Depuis la fin de la Seconde Guerre mondiale, les Européens ont eu pour motivation d’affronter ensemble et de traiter l’ensemble des crises qui se sont dressées devant euxLe sens de ce qui est aujourd’hui l’Union Européenne a toujours été d’unifier le Vieux Continent par le biais de décisions et de politiques communes, afin de favoriser l’interdépendance des pays membres, et donc d’éviter une nouvelle guerre. Si cet effort a atteint depuis 1945 son objectif premier, il s’avère être un inconvénient majeur face à des crises brusques globalisées qui suscitent des divisions importantes entre les pays. Ainsi, la question migratoire ne pouvant pas être plus une source de discorde parmi la population qu’aujourd’hui, et cela depuis le début du vingtième siècle, il est impossible d’imaginer l’UE compétente lorsque qu’une vague de crises politiques étrangères amènent à des vagues massives d’immigration en direction de l’Europe. 
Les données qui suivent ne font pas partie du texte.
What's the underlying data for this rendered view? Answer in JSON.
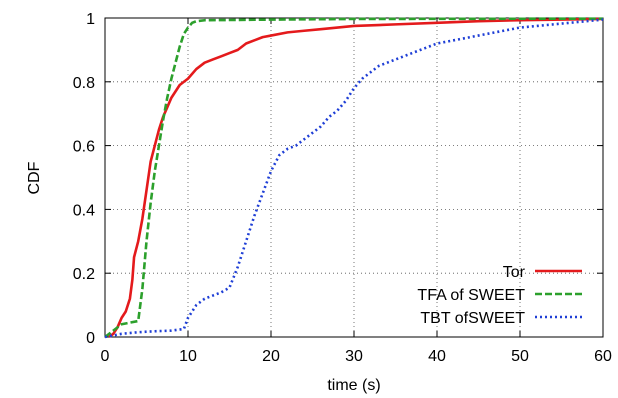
{
  "chart_data": {
    "type": "line",
    "xlabel": "time (s)",
    "ylabel": "CDF",
    "xlim": [
      0,
      60
    ],
    "ylim": [
      0,
      1
    ],
    "x_ticks": [
      "0",
      "10",
      "20",
      "30",
      "40",
      "50",
      "60"
    ],
    "y_ticks": [
      "0",
      "0.2",
      "0.4",
      "0.6",
      "0.8",
      "1"
    ],
    "grid": true,
    "legend_position": "bottom-right",
    "series": [
      {
        "name": "Tor",
        "color": "#e41a1c",
        "dash": "solid",
        "points": [
          [
            0.5,
            0.0
          ],
          [
            1.0,
            0.01
          ],
          [
            1.5,
            0.03
          ],
          [
            2.0,
            0.06
          ],
          [
            2.5,
            0.08
          ],
          [
            3.0,
            0.12
          ],
          [
            3.3,
            0.18
          ],
          [
            3.5,
            0.25
          ],
          [
            4.0,
            0.3
          ],
          [
            4.5,
            0.37
          ],
          [
            5.0,
            0.46
          ],
          [
            5.5,
            0.55
          ],
          [
            6.0,
            0.6
          ],
          [
            6.5,
            0.65
          ],
          [
            7.0,
            0.69
          ],
          [
            7.5,
            0.72
          ],
          [
            8.0,
            0.75
          ],
          [
            9.0,
            0.79
          ],
          [
            10.0,
            0.81
          ],
          [
            11.0,
            0.84
          ],
          [
            12.0,
            0.86
          ],
          [
            13.0,
            0.87
          ],
          [
            14.0,
            0.88
          ],
          [
            15.0,
            0.89
          ],
          [
            16.0,
            0.9
          ],
          [
            17.0,
            0.92
          ],
          [
            18.0,
            0.93
          ],
          [
            19.0,
            0.94
          ],
          [
            20.0,
            0.945
          ],
          [
            22.0,
            0.955
          ],
          [
            24.0,
            0.96
          ],
          [
            26.0,
            0.965
          ],
          [
            28.0,
            0.97
          ],
          [
            30.0,
            0.975
          ],
          [
            35.0,
            0.98
          ],
          [
            40.0,
            0.985
          ],
          [
            45.0,
            0.99
          ],
          [
            50.0,
            0.993
          ],
          [
            55.0,
            0.995
          ],
          [
            60.0,
            0.997
          ]
        ]
      },
      {
        "name": "TFA of SWEET",
        "color": "#2ca02c",
        "dash": "dashed",
        "points": [
          [
            0.0,
            0.0
          ],
          [
            1.0,
            0.02
          ],
          [
            2.0,
            0.04
          ],
          [
            3.0,
            0.045
          ],
          [
            4.0,
            0.05
          ],
          [
            4.5,
            0.15
          ],
          [
            5.0,
            0.3
          ],
          [
            5.5,
            0.42
          ],
          [
            6.0,
            0.52
          ],
          [
            6.5,
            0.6
          ],
          [
            7.0,
            0.68
          ],
          [
            7.5,
            0.75
          ],
          [
            8.0,
            0.81
          ],
          [
            8.5,
            0.86
          ],
          [
            9.0,
            0.91
          ],
          [
            9.5,
            0.95
          ],
          [
            10.0,
            0.97
          ],
          [
            10.5,
            0.985
          ],
          [
            11.0,
            0.99
          ],
          [
            12.0,
            0.993
          ],
          [
            20.0,
            0.995
          ],
          [
            30.0,
            0.997
          ],
          [
            60.0,
            0.998
          ]
        ]
      },
      {
        "name": "TBT ofSWEET",
        "color": "#1f3fd6",
        "dash": "dotted",
        "points": [
          [
            0.0,
            0.0
          ],
          [
            2.0,
            0.01
          ],
          [
            4.0,
            0.015
          ],
          [
            6.0,
            0.018
          ],
          [
            8.0,
            0.02
          ],
          [
            9.5,
            0.025
          ],
          [
            10.0,
            0.06
          ],
          [
            11.0,
            0.1
          ],
          [
            12.0,
            0.12
          ],
          [
            13.0,
            0.13
          ],
          [
            14.0,
            0.14
          ],
          [
            15.0,
            0.155
          ],
          [
            16.0,
            0.22
          ],
          [
            17.0,
            0.3
          ],
          [
            18.0,
            0.38
          ],
          [
            19.0,
            0.45
          ],
          [
            20.0,
            0.52
          ],
          [
            21.0,
            0.57
          ],
          [
            22.0,
            0.59
          ],
          [
            23.0,
            0.6
          ],
          [
            24.0,
            0.62
          ],
          [
            25.0,
            0.64
          ],
          [
            26.0,
            0.66
          ],
          [
            27.0,
            0.69
          ],
          [
            28.0,
            0.71
          ],
          [
            29.0,
            0.74
          ],
          [
            30.0,
            0.78
          ],
          [
            31.0,
            0.81
          ],
          [
            32.0,
            0.83
          ],
          [
            33.0,
            0.85
          ],
          [
            34.0,
            0.86
          ],
          [
            35.0,
            0.87
          ],
          [
            36.0,
            0.88
          ],
          [
            37.0,
            0.89
          ],
          [
            38.0,
            0.9
          ],
          [
            40.0,
            0.92
          ],
          [
            42.0,
            0.93
          ],
          [
            44.0,
            0.94
          ],
          [
            46.0,
            0.95
          ],
          [
            48.0,
            0.96
          ],
          [
            50.0,
            0.97
          ],
          [
            52.0,
            0.975
          ],
          [
            54.0,
            0.98
          ],
          [
            56.0,
            0.985
          ],
          [
            58.0,
            0.99
          ],
          [
            60.0,
            0.995
          ]
        ]
      }
    ]
  }
}
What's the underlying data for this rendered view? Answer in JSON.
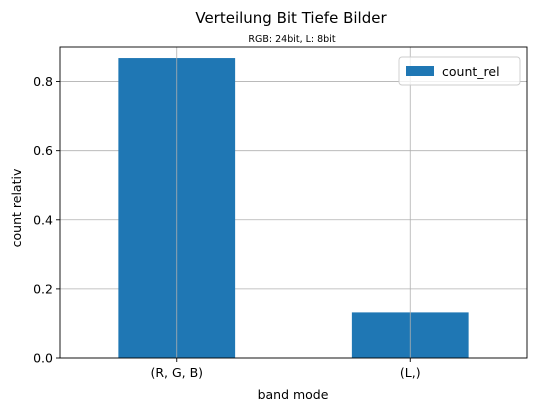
{
  "chart_data": {
    "type": "bar",
    "title": "Verteilung Bit Tiefe Bilder",
    "subtitle": "RGB: 24bit, L: 8bit",
    "xlabel": "band mode",
    "ylabel": "count relativ",
    "categories": [
      "(R, G, B)",
      "(L,)"
    ],
    "series": [
      {
        "name": "count_rel",
        "values": [
          0.868,
          0.132
        ]
      }
    ],
    "ylim": [
      0,
      0.9
    ],
    "yticks": [
      0.0,
      0.2,
      0.4,
      0.6,
      0.8
    ],
    "ytick_labels": [
      "0.0",
      "0.2",
      "0.4",
      "0.6",
      "0.8"
    ],
    "grid": true,
    "legend_position": "top-right",
    "colors": {
      "bar": "#1f77b4",
      "grid": "#b0b0b0",
      "axis": "#000000"
    }
  }
}
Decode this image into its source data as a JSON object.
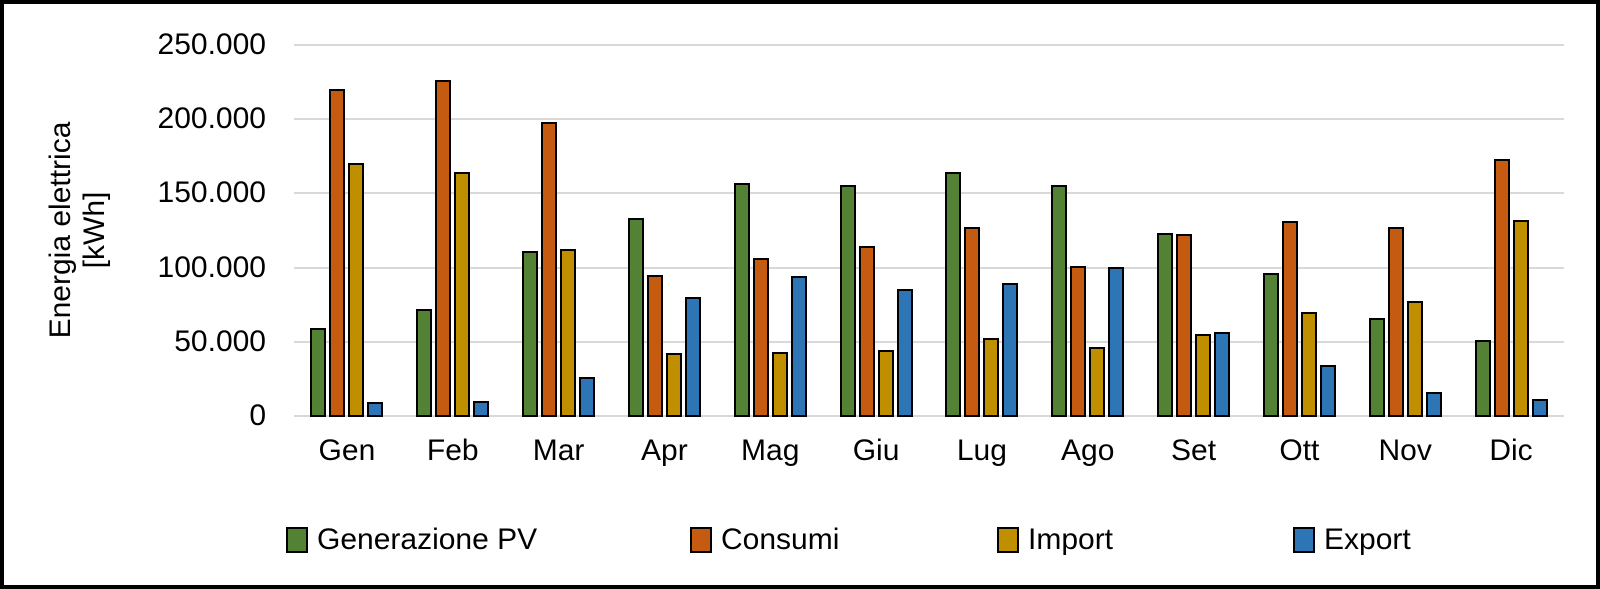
{
  "chart_data": {
    "type": "bar",
    "title": "",
    "y_axis_title_line1": "Energia elettrica",
    "y_axis_title_line2": "[kWh]",
    "categories": [
      "Gen",
      "Feb",
      "Mar",
      "Apr",
      "Mag",
      "Giu",
      "Lug",
      "Ago",
      "Set",
      "Ott",
      "Nov",
      "Dic"
    ],
    "series": [
      {
        "name": "Generazione PV",
        "color": "#548235",
        "values": [
          60000,
          73000,
          112000,
          134000,
          158000,
          156000,
          165000,
          156000,
          124000,
          97000,
          67000,
          52000
        ]
      },
      {
        "name": "Consumi",
        "color": "#C55A11",
        "values": [
          221000,
          227000,
          199000,
          96000,
          107000,
          115000,
          128000,
          102000,
          123000,
          132000,
          128000,
          174000
        ]
      },
      {
        "name": "Import",
        "color": "#BF8F00",
        "values": [
          171000,
          165000,
          113000,
          43000,
          44000,
          45000,
          53000,
          47000,
          56000,
          71000,
          78000,
          133000
        ]
      },
      {
        "name": "Export",
        "color": "#2E75B6",
        "values": [
          10000,
          11000,
          27000,
          81000,
          95000,
          86000,
          90000,
          101000,
          57000,
          35000,
          17000,
          12000
        ]
      }
    ],
    "y_axis": {
      "min": 0,
      "max": 250000,
      "step": 50000,
      "tick_labels": [
        "0",
        "50.000",
        "100.000",
        "150.000",
        "200.000",
        "250.000"
      ]
    },
    "grid": true,
    "gridline_color": "#D9D9D9",
    "axis_line_color": "#D9D9D9",
    "bar_border_color": "#000000",
    "background_color": "#FFFFFF",
    "legend_position": "bottom"
  }
}
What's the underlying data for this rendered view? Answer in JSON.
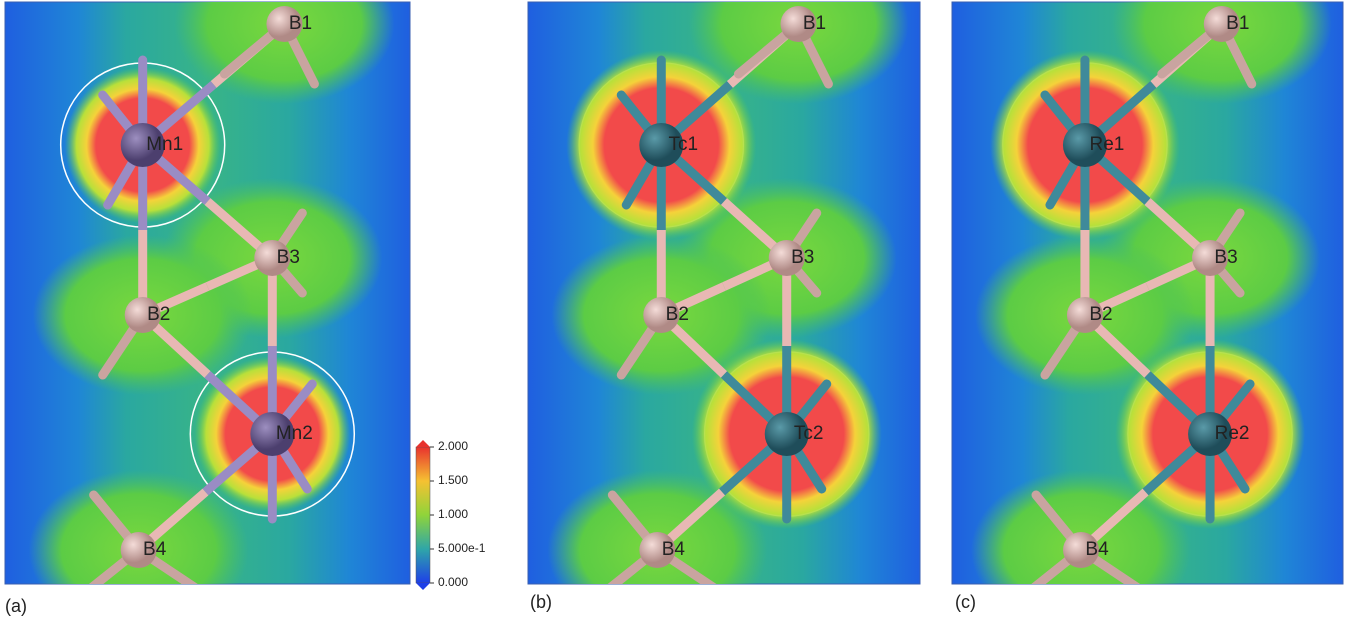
{
  "panels": [
    {
      "label": "(a)",
      "atoms": [
        "B1",
        "Mn1",
        "B3",
        "B2",
        "Mn2",
        "B4"
      ]
    },
    {
      "label": "(b)",
      "atoms": [
        "B1",
        "Tc1",
        "B3",
        "B2",
        "Tc2",
        "B4"
      ]
    },
    {
      "label": "(c)",
      "atoms": [
        "B1",
        "Re1",
        "B3",
        "B2",
        "Re2",
        "B4"
      ]
    }
  ],
  "colorbar": {
    "range": [
      0,
      2
    ],
    "ticks": [
      {
        "value": 2,
        "label": "2.000"
      },
      {
        "value": 1.5,
        "label": "1.500"
      },
      {
        "value": 1,
        "label": "1.000"
      },
      {
        "value": 0.5,
        "label": "5.000e-1"
      },
      {
        "value": 0,
        "label": "0.000"
      }
    ]
  }
}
Revenons donc sur le fiasco de la gestion migratoire de l’UE. Tout d’abord, il faut savoir que la politique migratoire de l’Union Européenne a été définie entre 2003 et 2013 par la deuxième version du Règlement de Dublin. Ce règlement stipulait que tout migrant arrivant dans l’Union Européenne se devait de postuler pour le statut de demandeur d’asile dans son pays d’arrivée. Cette position irréfléchie, complètement inégalitaire, mettant une pression forte sur les pays frontaliers du Sud, a été justifiée pour contrer les pratiques de l’asylum shoppingEn 2013, ce même règlement a été modifié face aux vagues grandissantes d’immigration venant des pays du Sud, écrasant encore plus la responsabilité sur les pays du Sud.  

Si un migrant arrive en Italie depuis son pays d’origine et qu’il est interpellé, il se devra de formuler un souhait de droit d’asile auprès des autorités, une procédure qui dure en moyenne un an et demi. Durant ce temps, ce réfugié ne peut quitter légalement le territoire italien pour se rendre dans un autre pays européen, et s’il le fait quand même, il se trouvera alors en situation d’illégalité. Si jamais cette personne est arrêtée dans un pays autre que le pays dans lequel il a formulé sa demande d’asile, il y sera reconduit par les autorités du pays dans lequel il a été arrêté. Cette manipulation légale permet encore aujourd’hui aux pays non frontaliers de ne pas prendre de responsabilités d’accueil face aux masses de migrants aux frontières de l’Europe. Ce règlement a été adopté sachant bien que la majorité des réfugiés arrivant en Europe espèrent rejoindre les pays du Nord comme le Royaume-Uni, l’Allemagne ou les pays baltes. 

Aujourd’hui encore, malgré les nombreuses critiques, le débat reste bloqué entre deux camps inconciliables : d’un côté les pays comme ceux du groupe de Visegrad, prônant une solidarité financière avec les pays frontaliers d’accueil tout en s’opposant à une réforme du règlement de Dublin leur demandant des responsabilités d’accueil ; et de l’autre les pays voulant une répartition égale des responsabilités d’accueil comme l’Allemagne ou la France. Si la politique Européenne sur le sujet se trouve être dans un cul-de-sac, des mesures nationales se mettent en place dans les pays membres, montrant les limites politiques de l’Union sur le sujet.